CLEFT [40]

413 42 61
                                    

Sebelum baca, jangan lupa commentnya per dialoggggg, karena itu yang bikin saiaaa semangat nuliss, huhu.

Selamat membacaa

***

Setelah mengobrol banyak dengan Iqbaal di rooftop rumah sakit. Mereka berniat kembali ke ruang rawat Bunda. "Sana ke toilet dulu." kata Iqbaal pada Steffi saat mereka sudah di koridor yang dekat dengan ruangan Bunda.

"Ngapain gue ke toilet? Gue gak pengen pipis."

"Mata sembab begitu. Cuci muka. Ntar dikira Bunda sama yang lain, gue yang bikin lo nangis."

"Keliatan banget ya sembab nya?" tanya Steffi sambil menatap Iqbaal.

"Iya."

Steffi menggigit bibir bawahnya. "Gue pulang aja deh Bay. Gak jadi ke Bunda." katanya pasrah. Daripada Bunda dan yang lain melihat kondisi Steffi yang seperti ini.

Iqbaal menyentil pelan kening Steffi. "Gak usah durhaka sama Bunda. Lo sakit siapa yang jagain? Bunda kan? Giliran Bunda yang sakit, lo kelayapan." omel Iqbaal gak tau situasi.

Steffi menunduk, "di sana udah ada Afi." cicit Steffi sendu.

"Kalo ada Afi emang kenapa?"

"Udah ada yang ngurusin Bunda. Gue jadi ngerasa gak berguna nanti."

Iqbaal menarik lembut pergelangan tangan Steffi dan membawa gadis itu menuju ruang rawat Bunda. "Ayo masuk," kata Iqbaal sambil menunjuk pintu ruangan dengan dagunya.

"Gue mau pulang aja."

"Masuk."

Steffi menggeleng, ia hendak pergi namun langkahnya dihalangi oleh Iqbaal. "Masuk," kata Iqbaal sambil mengarahkan tubuh Steffi ke hadapan pintu.

"Bay, gue gak mau." lirih gadis itu tercekat.

"Bunda butuh anak perempuannya." kata Iqbaal kecil. "Lo anak gadisnya Bunda kan?" tanya Iqbaal menyudutkan gadis itu.

"Gue cuman keponakannya, Bay. Sedangkan di dalem, udah ada anak sama calon mantunya Bunda. Jadi kayaknya, Bunda udah gak butuh gue lagi."

Iqbaal membalikkan tubuh Steffi agar menghadap dirinya. Dinaikkannya pelan dagu gadis itu agar mau menatapnya. "Bayangin kalo Bunda denger pernyataan lo barusan. Apa lo pikir Bunda gak akan sakit hati denger itu?"

"Lo picik banget sampe mikir kayak gitu." lanjut Iqbaal tajam. "Masuk sana, minta maaf ke Bunda."

Steffi berdecak, ia masih enggan untuk masuk. Iqbaal yang greget langsung membuka pintu dan sedikit mendorong tubuh Steffi untuk masuk.

"Adeek," sapa Bunda lembut.

Steffi tersenyum kikuk lalu menoleh ke arah Iqbaal. Iqbaal memberi isyarat agar gadis itu mendekati Bunda. "Sana," bisik Iqbaal pelan.
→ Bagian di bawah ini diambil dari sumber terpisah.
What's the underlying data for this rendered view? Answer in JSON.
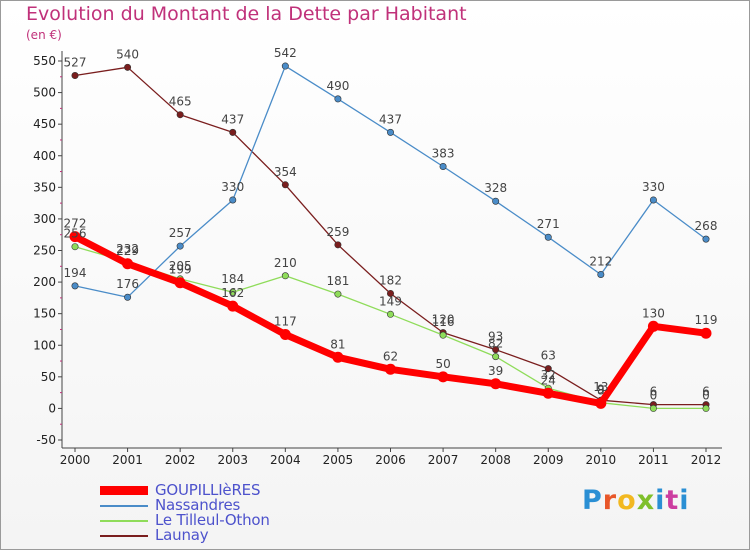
{
  "title": "Evolution du Montant de la Dette par Habitant",
  "unit_label": "(en €)",
  "brand": {
    "text": "Proxiti",
    "letter_colors": [
      "#2a8fd4",
      "#e8572a",
      "#f2b820",
      "#7fbf2a",
      "#2a8fd4",
      "#cc3da0"
    ]
  },
  "chart_data": {
    "type": "line",
    "x": [
      "2000",
      "2001",
      "2002",
      "2003",
      "2004",
      "2005",
      "2006",
      "2007",
      "2008",
      "2009",
      "2010",
      "2011",
      "2012"
    ],
    "yticks": [
      "550",
      "500",
      "450",
      "400",
      "350",
      "300",
      "250",
      "200",
      "150",
      "100",
      "50",
      "0",
      "-50"
    ],
    "ylim": [
      -50,
      550
    ],
    "grid": false,
    "legend_position": "bottom-left",
    "series": [
      {
        "name": "GOUPILLIèRES",
        "color": "#ff0000",
        "values": [
          272,
          229,
          199,
          162,
          117,
          81,
          62,
          50,
          39,
          24,
          8,
          130,
          119
        ]
      },
      {
        "name": "Nassandres",
        "color": "#4a8cc8",
        "values": [
          194,
          176,
          257,
          330,
          542,
          490,
          437,
          383,
          328,
          271,
          212,
          330,
          268
        ]
      },
      {
        "name": "Le Tilleul-Othon",
        "color": "#8fdc5a",
        "values": [
          256,
          232,
          205,
          184,
          210,
          181,
          149,
          116,
          82,
          32,
          9,
          0,
          0
        ]
      },
      {
        "name": "Launay",
        "color": "#7a1e1e",
        "values": [
          527,
          540,
          465,
          437,
          354,
          259,
          182,
          120,
          93,
          63,
          13,
          6,
          6
        ]
      }
    ]
  }
}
Afi yang melihat kehadiran Steffi, sedikit menyingkir dari Bunda. Steffi duduk di tepi ranjang Bunda dan mengelus punggung tangan Bunda dengan lembut. "Gimana keadaan Bunda sekarang?" tanyanya canggung.

Bunda mengernyit heran. "Dek, kamu kenapa?" tanya Bunda saat menyadari perubahan putrinya.

Steffi menggeleng kecil dan terseyum lembut pada Bunda. "Bunda gimana keadaannya? Mana yang sakit Bun?" tanya Steffi lagi.

"Bun, dia cemburu liat Afi nyuapin Bunda."

Steffi sontak menoleh menatap tajam Iqbaal yang berkata demikian. Anjing emanggg si Iqbaal, batinnya geram. Gak bisa apa tuh mulut gak bikin gara gara sama Steffi.